There’s no such thing as bad weather for a road trip in Iceland. Ok, maybe there is, but if anywhere is prepared for snow, ice and gale force winds, Iceland is.
There is so much to see in Iceland and hiring a car and seeing the country on your own schedule is the best way to see all the secret corners of Iceland.
I’ve visited Iceland a number of times and every time there is something new to see, whether it’s a new restaurant to try, a hot spring to take a dip in or mountain to climb.
I can’t explain how much I love Iceland. The friendliest of people, the tastiest of food and the most incredible scenery.
If you’re thinking of visiting Iceland for a road trip here are a few tips to consider.
This post is in partnership with Travel Scoop who have lots more tips about the weather in Iceland in January and throughout the year.
Top tips for doing a road trip in Iceland in January
Give yourself plenty of time
No matter how well you plan your road trip to Iceland you are sure to see a turning for a waterfall you hadn’t planned, a view you need to stop and take a photo of or a hot spring swim in.
When on our road trip across Iceland, we were often rushed to get to our next destination, and with a bit more time we could have seen so much more. We could have stopped every few miles for incredible scenery and photo opportunities we didn’t want to miss. Make sure you have plenty of time.
Beware of the ice
Whatever car you hire it’s sure to have snow tires on and be as equipped as possible for icy roads. They are used to plenty of snow and ice in Iceland, so will always keep on top of it as best as they possibly can.
The roads can look scary and you definitely need to be extra cautious when driving through snow and ice. Though I know you vehicle will be as prepared as possible. Most vehicles you can hire will be larger 4×4 and all will have snow tires.
The thing to watch out for is the ice when you’re walking. Again they will try to prepare the paths for any weather, but sometimes when you’re stopping at a random place for a photo it is less likely to be gritted.
Take crampons for particularly unsafe areas or sensible footwear.
Research the hot springs en route
There are 17 hot springs just in and around Reykjavik alone and countless more across the rest of Iceland.
Hot springs range from naturally heated swimming pools, to natural looking paid for pools, to just finding a river to swim in. Make sure you do your research to find where is a good place to spot. Some pools are too hot to swim in so make sure it’s safe before taking a dip in a natural pool.
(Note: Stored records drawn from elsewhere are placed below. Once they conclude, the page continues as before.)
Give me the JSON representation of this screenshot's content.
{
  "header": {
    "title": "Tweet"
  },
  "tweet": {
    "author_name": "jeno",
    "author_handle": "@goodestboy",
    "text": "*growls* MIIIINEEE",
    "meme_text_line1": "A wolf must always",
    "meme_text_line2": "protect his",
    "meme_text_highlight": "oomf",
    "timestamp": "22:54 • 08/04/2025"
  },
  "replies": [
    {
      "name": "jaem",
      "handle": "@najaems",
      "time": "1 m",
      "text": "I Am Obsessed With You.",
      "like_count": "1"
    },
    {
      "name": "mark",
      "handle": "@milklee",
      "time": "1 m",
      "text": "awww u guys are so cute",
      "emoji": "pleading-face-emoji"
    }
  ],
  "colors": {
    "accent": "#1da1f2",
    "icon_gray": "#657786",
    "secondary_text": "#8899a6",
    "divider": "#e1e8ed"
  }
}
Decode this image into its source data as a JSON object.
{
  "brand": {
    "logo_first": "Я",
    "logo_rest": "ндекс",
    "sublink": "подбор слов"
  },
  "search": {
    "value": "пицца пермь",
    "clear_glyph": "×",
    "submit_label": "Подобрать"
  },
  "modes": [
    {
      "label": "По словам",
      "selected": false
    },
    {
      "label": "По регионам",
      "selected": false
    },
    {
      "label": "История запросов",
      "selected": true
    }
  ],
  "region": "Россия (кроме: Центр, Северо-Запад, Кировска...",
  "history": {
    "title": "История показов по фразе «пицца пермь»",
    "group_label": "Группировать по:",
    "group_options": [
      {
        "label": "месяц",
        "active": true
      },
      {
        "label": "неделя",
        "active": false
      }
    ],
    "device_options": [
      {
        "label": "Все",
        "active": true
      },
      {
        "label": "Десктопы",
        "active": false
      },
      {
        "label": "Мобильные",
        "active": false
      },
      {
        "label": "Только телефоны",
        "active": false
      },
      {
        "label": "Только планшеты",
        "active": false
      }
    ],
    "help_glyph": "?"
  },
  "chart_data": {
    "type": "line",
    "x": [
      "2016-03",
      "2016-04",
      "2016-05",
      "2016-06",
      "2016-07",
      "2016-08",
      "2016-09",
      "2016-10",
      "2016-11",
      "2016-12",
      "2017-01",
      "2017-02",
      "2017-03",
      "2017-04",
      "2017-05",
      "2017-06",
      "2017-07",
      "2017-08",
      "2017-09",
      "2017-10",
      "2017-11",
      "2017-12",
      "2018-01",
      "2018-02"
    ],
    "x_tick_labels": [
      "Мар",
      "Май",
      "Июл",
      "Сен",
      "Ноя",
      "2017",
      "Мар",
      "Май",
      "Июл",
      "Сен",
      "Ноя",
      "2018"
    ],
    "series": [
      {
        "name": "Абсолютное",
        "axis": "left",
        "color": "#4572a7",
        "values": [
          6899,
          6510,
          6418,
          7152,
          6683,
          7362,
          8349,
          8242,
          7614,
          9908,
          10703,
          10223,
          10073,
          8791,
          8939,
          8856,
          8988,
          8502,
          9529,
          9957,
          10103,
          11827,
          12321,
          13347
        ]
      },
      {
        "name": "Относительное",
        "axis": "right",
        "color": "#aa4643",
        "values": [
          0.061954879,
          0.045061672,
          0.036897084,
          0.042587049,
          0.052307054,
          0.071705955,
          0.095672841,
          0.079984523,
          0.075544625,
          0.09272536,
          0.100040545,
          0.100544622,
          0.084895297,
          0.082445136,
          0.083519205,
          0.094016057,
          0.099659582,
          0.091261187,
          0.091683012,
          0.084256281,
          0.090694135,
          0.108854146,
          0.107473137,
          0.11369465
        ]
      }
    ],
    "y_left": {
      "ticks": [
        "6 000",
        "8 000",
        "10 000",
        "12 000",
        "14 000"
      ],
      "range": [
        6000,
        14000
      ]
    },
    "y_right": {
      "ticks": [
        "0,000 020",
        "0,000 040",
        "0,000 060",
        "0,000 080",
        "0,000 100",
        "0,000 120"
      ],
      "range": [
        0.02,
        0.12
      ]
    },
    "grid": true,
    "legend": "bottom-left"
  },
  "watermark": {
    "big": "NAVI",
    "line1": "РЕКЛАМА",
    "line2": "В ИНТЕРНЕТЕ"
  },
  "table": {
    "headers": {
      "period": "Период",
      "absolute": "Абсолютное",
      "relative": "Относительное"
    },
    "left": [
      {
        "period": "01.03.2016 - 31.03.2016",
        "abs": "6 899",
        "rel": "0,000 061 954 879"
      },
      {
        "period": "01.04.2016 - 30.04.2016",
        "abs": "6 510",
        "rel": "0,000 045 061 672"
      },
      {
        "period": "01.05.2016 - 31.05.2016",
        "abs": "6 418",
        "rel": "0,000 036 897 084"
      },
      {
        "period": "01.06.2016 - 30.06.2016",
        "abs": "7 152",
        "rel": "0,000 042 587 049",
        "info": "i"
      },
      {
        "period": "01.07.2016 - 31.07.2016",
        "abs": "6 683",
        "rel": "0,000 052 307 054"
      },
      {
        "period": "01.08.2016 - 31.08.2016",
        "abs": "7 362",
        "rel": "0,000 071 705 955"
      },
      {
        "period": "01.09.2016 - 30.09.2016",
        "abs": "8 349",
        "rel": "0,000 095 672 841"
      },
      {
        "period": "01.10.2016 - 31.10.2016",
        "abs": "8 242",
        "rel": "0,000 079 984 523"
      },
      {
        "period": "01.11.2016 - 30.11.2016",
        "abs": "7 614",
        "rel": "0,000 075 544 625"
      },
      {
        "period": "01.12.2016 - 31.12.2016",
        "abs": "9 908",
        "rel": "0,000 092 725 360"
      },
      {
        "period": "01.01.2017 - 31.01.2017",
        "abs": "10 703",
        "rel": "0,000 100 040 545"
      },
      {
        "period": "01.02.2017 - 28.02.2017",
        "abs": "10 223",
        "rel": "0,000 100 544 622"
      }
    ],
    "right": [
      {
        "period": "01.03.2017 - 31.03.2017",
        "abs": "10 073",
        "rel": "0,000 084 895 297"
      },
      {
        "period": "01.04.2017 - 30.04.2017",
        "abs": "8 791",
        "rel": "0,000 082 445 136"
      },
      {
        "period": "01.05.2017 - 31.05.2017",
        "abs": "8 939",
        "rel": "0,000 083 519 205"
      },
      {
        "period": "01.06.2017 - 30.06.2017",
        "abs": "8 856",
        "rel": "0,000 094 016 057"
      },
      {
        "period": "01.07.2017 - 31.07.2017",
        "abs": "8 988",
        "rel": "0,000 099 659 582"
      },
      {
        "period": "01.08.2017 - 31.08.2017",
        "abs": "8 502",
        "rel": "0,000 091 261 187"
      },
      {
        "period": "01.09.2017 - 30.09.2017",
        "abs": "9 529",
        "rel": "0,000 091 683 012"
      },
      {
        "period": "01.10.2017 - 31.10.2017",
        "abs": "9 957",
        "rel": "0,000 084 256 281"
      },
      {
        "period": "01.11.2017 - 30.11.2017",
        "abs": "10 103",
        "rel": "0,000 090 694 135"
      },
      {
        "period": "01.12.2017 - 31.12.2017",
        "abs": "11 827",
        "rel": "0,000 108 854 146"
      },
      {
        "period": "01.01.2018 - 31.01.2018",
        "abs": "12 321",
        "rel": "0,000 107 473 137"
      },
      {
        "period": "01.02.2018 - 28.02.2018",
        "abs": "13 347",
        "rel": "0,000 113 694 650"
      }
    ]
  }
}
The weather in Iceland in January is colder, so some pools might not be as hot as you would like. However others stay more than hot enough throughout the year and it can be amazing to be sat in a hot pool whilst surrounded by snow!
I wrote about the best hot springs and swimming pools in Iceland if you want to find out more.
Some roads might be closed
It takes a lot for them to close a road in Iceland. They are so prepared they can quickly salt the roads, move the snow and prepare them daily for use. However it can happen!
If you move off the beaten track, the roads might be less prepared. The weather is unpredictable, so you should prepare for the worst. You might need to change your route last minute. However, the chances are you will be fine. Clear roads, snow covered mountains and incredible views… any time of year!
What’s the weather in Iceland like in January?
The average temperature in Iceland in January is around -1 degrees, but it can drop lower than -10 and be as high as +5 degrees.
It isn’t snow all day every day, but you are sure to see plenty of snow, it’s just a case of how much. We visited mid January and there was a fair amount of snow on the ground, but there wasn’t much fresh snow for the days we were there and the city of Reykjavik didn’t have so much in the centre of town.
As with weather everywhere, the weather in Iceland will be different every year. It will be cold though, so make sure you take plenty of layers and sensible shoes.
Buildings are heated by geothermal energy and there isn’t a shortage. So you will likely be cold outside and then suddenly warm inside… hence the need for layers!
Iceland may be known for cold weather and hot springs, but whether you visit Iceland in January or June you are sure to have an incredible time.
Tell me, have you been to Iceland in January? Were you prepare for the weather?